Years ago this was referred to as German Volume Training. Tests were done when someone would pick one exercise and perform 10 sets of 10 reps with only about 30 seconds to a minute between sets. Later on, legendary bodybuilder and trainer to the stars, Vince Gironda, used the 8 sets of 8 reps method but took things further. His goal was to only rest as long as needed. Ultimately you would only take a few breaths in between (probably about 10 seconds). Then of course there were the guys from the 1960s like Sergio Oliva, Arnold Schwarzenegger, Dave Draper, and Franco Columbu to name a few. Supersets and trisets were often done. These were usually done with zero rest between sets. I have an old magazine article from Dave Draper from the mid 1970s where he said he prefers to superset or triset his entire workout. There were some single joint movements in there but very few. It was almost entirely large compound exercises such as squats, deadlifts, overhead presses, rowing, etc. A number of years ago, I had the pleasure of meeting Dave Draper and he's a great guy! There's my personalized autographed photo from him in the accompanying post photo. By the way, if you get a chance to, read his book "Brother Iron Sister Steel". You won't be disappointed! Franco Columbu also said that especially when he was preparing for a bodybuilding contest and he had to get his bodyfat as low as possible, he would train with supersets, trisets, and sometimes in a circuit with 4 or more exercises.

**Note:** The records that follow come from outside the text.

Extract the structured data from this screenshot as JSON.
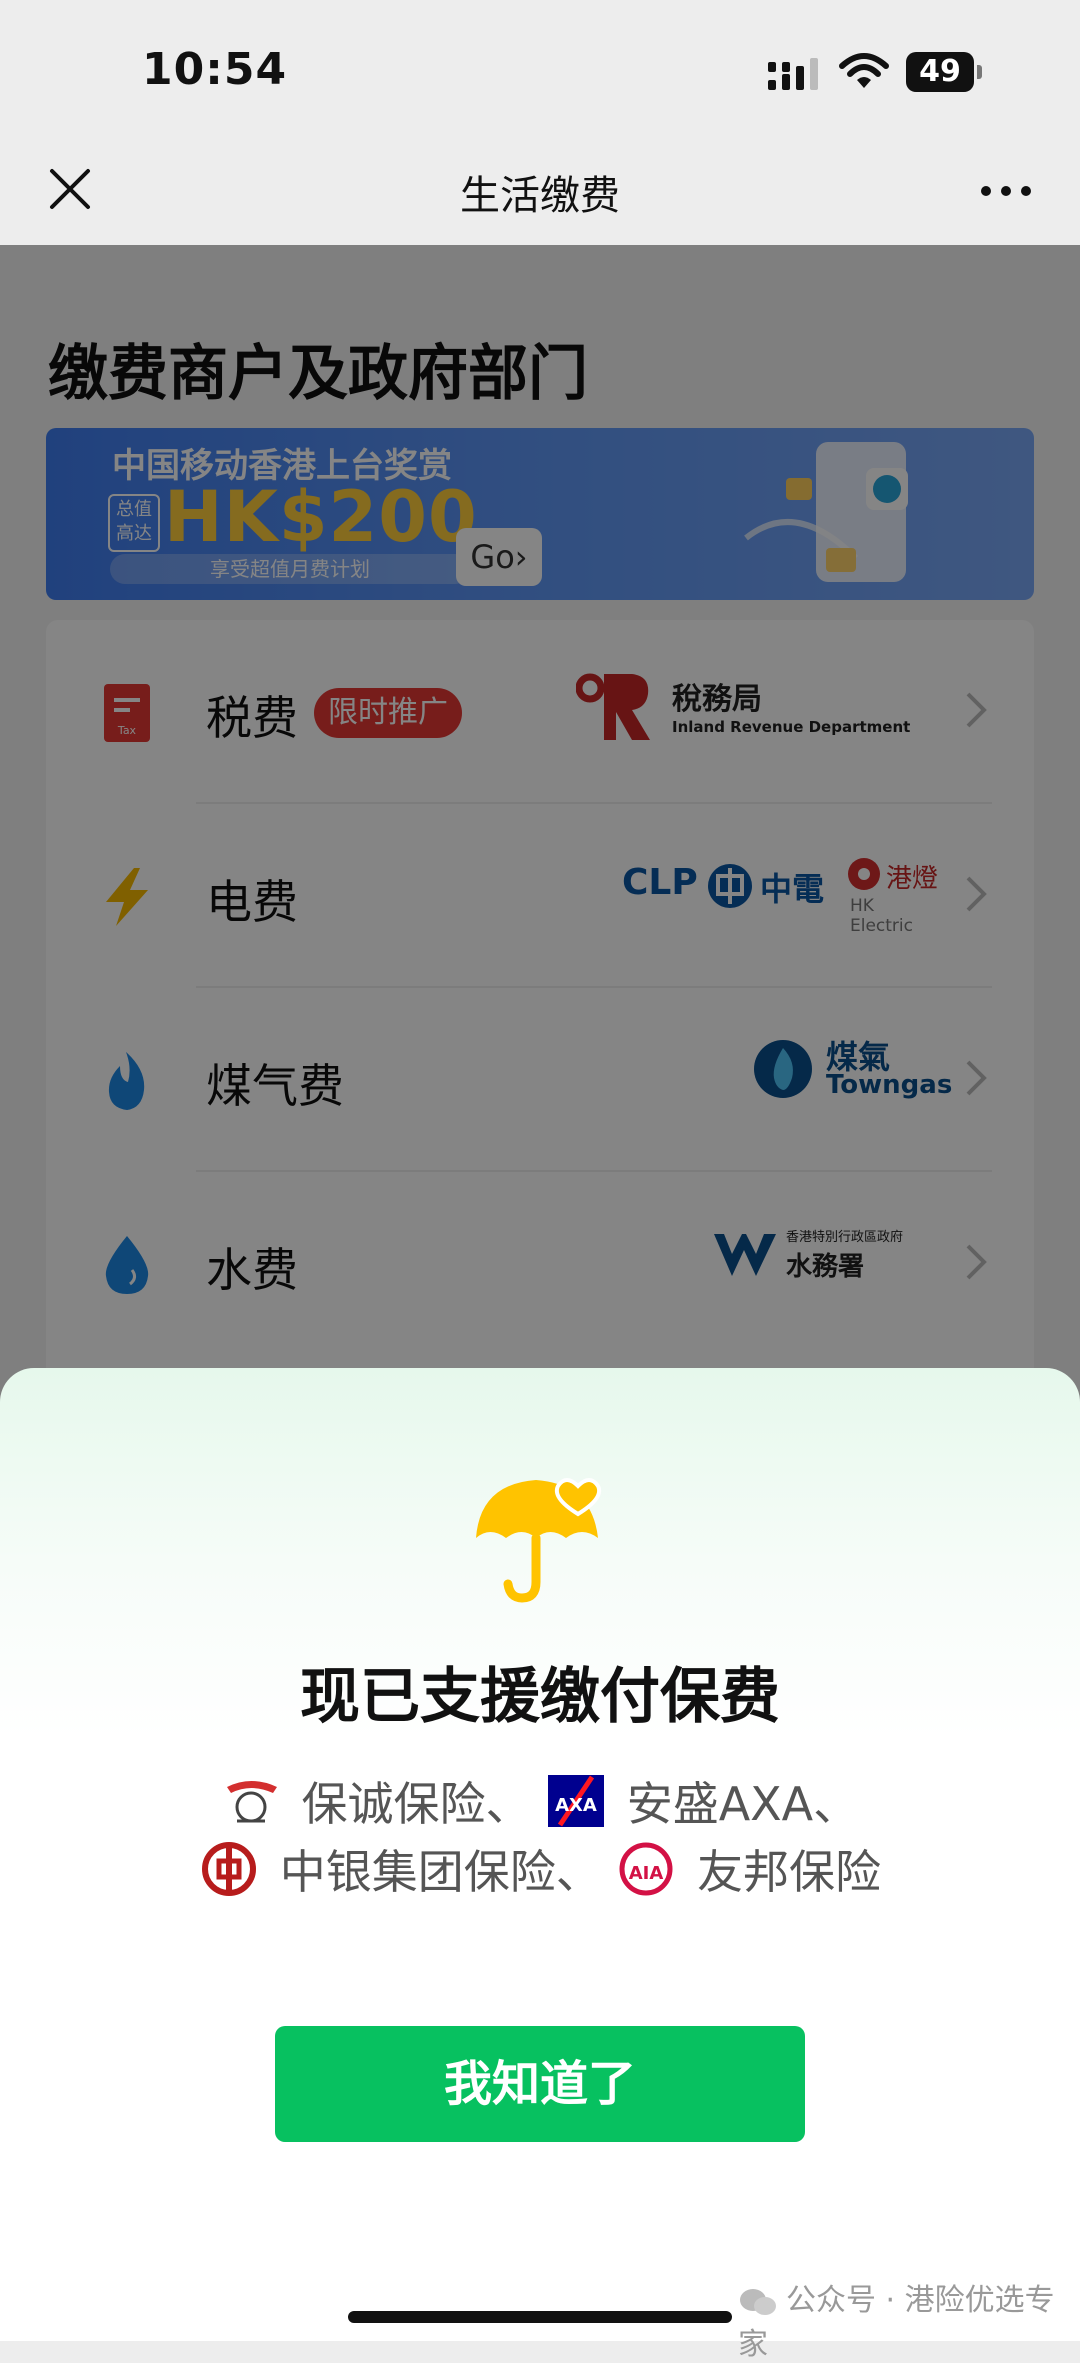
{
  "status_bar": {
    "time": "10:54",
    "battery": "49"
  },
  "nav": {
    "title": "生活缴费"
  },
  "page": {
    "section_title": "缴费商户及政府部门",
    "banner": {
      "title": "中国移动香港上台奖赏",
      "tag": "总值高达",
      "amount": "HK$200",
      "subtitle": "享受超值月费计划",
      "go": "Go"
    },
    "rows": [
      {
        "label": "税费",
        "badge": "限时推广",
        "logo_text": "稅務局",
        "logo_sub": "Inland Revenue Department"
      },
      {
        "label": "电费",
        "logo_text": "CLP",
        "logo_text2": "中電",
        "logo_text3": "港燈",
        "logo_sub": "HK Electric"
      },
      {
        "label": "煤气费",
        "logo_text": "煤氣",
        "logo_sub": "Towngas"
      },
      {
        "label": "水费",
        "logo_text": "水務署",
        "logo_sub": "香港特別行政區政府"
      }
    ]
  },
  "sheet": {
    "title": "现已支援缴付保费",
    "line1": [
      "保诚保险、",
      "安盛AXA、"
    ],
    "line2": [
      "中银集团保险、",
      "友邦保险"
    ],
    "button": "我知道了"
  },
  "watermark": "公众号 · 港险优选专家",
  "colors": {
    "accent": "#07c160",
    "badge": "#e53935",
    "umbrella": "#ffc300"
  }
}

So we know that we should use primarily large compound exercises. We know we must take short rest periods. What are some of the exact methods used to implement this? I've compiled a list here of the best ways to get it done.

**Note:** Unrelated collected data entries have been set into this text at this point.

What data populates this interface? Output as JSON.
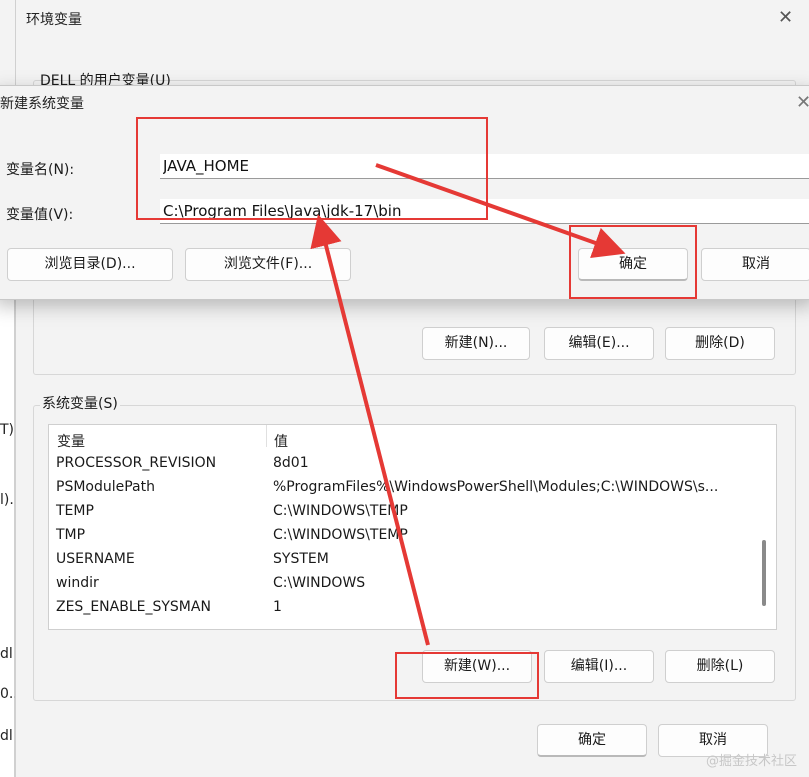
{
  "env_window": {
    "title": "环境变量",
    "close_glyph": "✕",
    "user_group_label": "DELL 的用户变量(U)",
    "user_buttons": {
      "new": "新建(N)...",
      "edit": "编辑(E)...",
      "delete": "删除(D)"
    },
    "system_group_label": "系统变量(S)",
    "system_list": {
      "headers": {
        "name": "变量",
        "value": "值"
      },
      "rows": [
        {
          "name": "PROCESSOR_REVISION",
          "value": "8d01"
        },
        {
          "name": "PSModulePath",
          "value": "%ProgramFiles%\\WindowsPowerShell\\Modules;C:\\WINDOWS\\s..."
        },
        {
          "name": "TEMP",
          "value": "C:\\WINDOWS\\TEMP"
        },
        {
          "name": "TMP",
          "value": "C:\\WINDOWS\\TEMP"
        },
        {
          "name": "USERNAME",
          "value": "SYSTEM"
        },
        {
          "name": "windir",
          "value": "C:\\WINDOWS"
        },
        {
          "name": "ZES_ENABLE_SYSMAN",
          "value": "1"
        }
      ]
    },
    "system_buttons": {
      "new": "新建(W)...",
      "edit": "编辑(I)...",
      "delete": "删除(L)"
    },
    "footer_buttons": {
      "ok": "确定",
      "cancel": "取消"
    }
  },
  "left_strip": {
    "items": [
      "T)..",
      "l)...",
      "dl",
      "0..",
      "dl"
    ]
  },
  "new_dialog": {
    "title": "新建系统变量",
    "close_glyph": "✕",
    "name_label": "变量名(N):",
    "name_value": "JAVA_HOME",
    "value_label": "变量值(V):",
    "value_value": "C:\\Program Files\\Java\\jdk-17\\bin",
    "browse_dir": "浏览目录(D)...",
    "browse_file": "浏览文件(F)...",
    "ok": "确定",
    "cancel": "取消"
  },
  "annotation_color": "#e53935",
  "watermark": "@掘金技术社区"
}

1) MULTIPLE SETS - Here's the 8 x 8 or the 10 x 10 routine. You pick one exercise per muscle group and limit the rest periods to about 30 seconds or so. It's important to try and use the same weight for all the sets. The first few aren't too bad, but the last ones are just absolutely brutal!
2) SUPERSETS AND TRISETS - 2 or 3 exercises done back to back with no rest in between. Once a superset or triset is completed, a short rest is allowed before repeating for the required number.
3) CIRCUITS - A circuit is similar to supersets and trisets, except that there are more exercises. Generally anything over 3 is considered a circuit.
4) TIMED SETS - There are a lot of options here. Generally you will use a 2 to 1 ratio, meaning that your work time will be double that of your rest time. For example, you will do 20 seconds of squats followed by 10 seconds of rest. These numbers can of course be adjusted according to your level. For beginners, 20/40 works well (work for 20 and rest for 40). Intermediates may use 30/30, and advanced people can use 40/20. The hardest one I've ever done is 60/15. But believe me, a workout using that timing is not for the faint of heart!
5) EMOM - Every Minute On the Minute. You'll have 1 minute to do your work AND to get your rest before going onto the next set. I usually like doing 5 sets of these. So I may do 20 reps of squats and it may take me between 20 and 30 seconds to do it. I'll have the rest of that minute to recover. When the beeper goes again at the end of the minute I do it again and again until I've done 5 total sets.
6) LADDERS - These can be done either with reps OR with time. If you're doing reps it can be done with descending and/or ascending reps. A common way to do this is to combine ladders with supersets. For example let's take pushups and TRX rows. You'll do 8 pushups followed immediately by 8 rows. Then you'll do 7 pushups and 7 rows, and keep going until you're down to 1 rep. Then you can either stop it there or you can do a Full Ladder meaning that you'll work your way back up to 8 again. This can also be done with time. You could do your first sets for 50 seconds, then 40, then 30, 20, and 10.
As mentioned already, these techniques can be combined with each other. Ladders work well with supersets and circuits as do timed sets. And EMOM can work well with the 8 x 8 structure. So hopefully I've given you some insight into Metabolic Training. You're really only limited by your imagination. With all these techniques and possible combinations, there is no limit!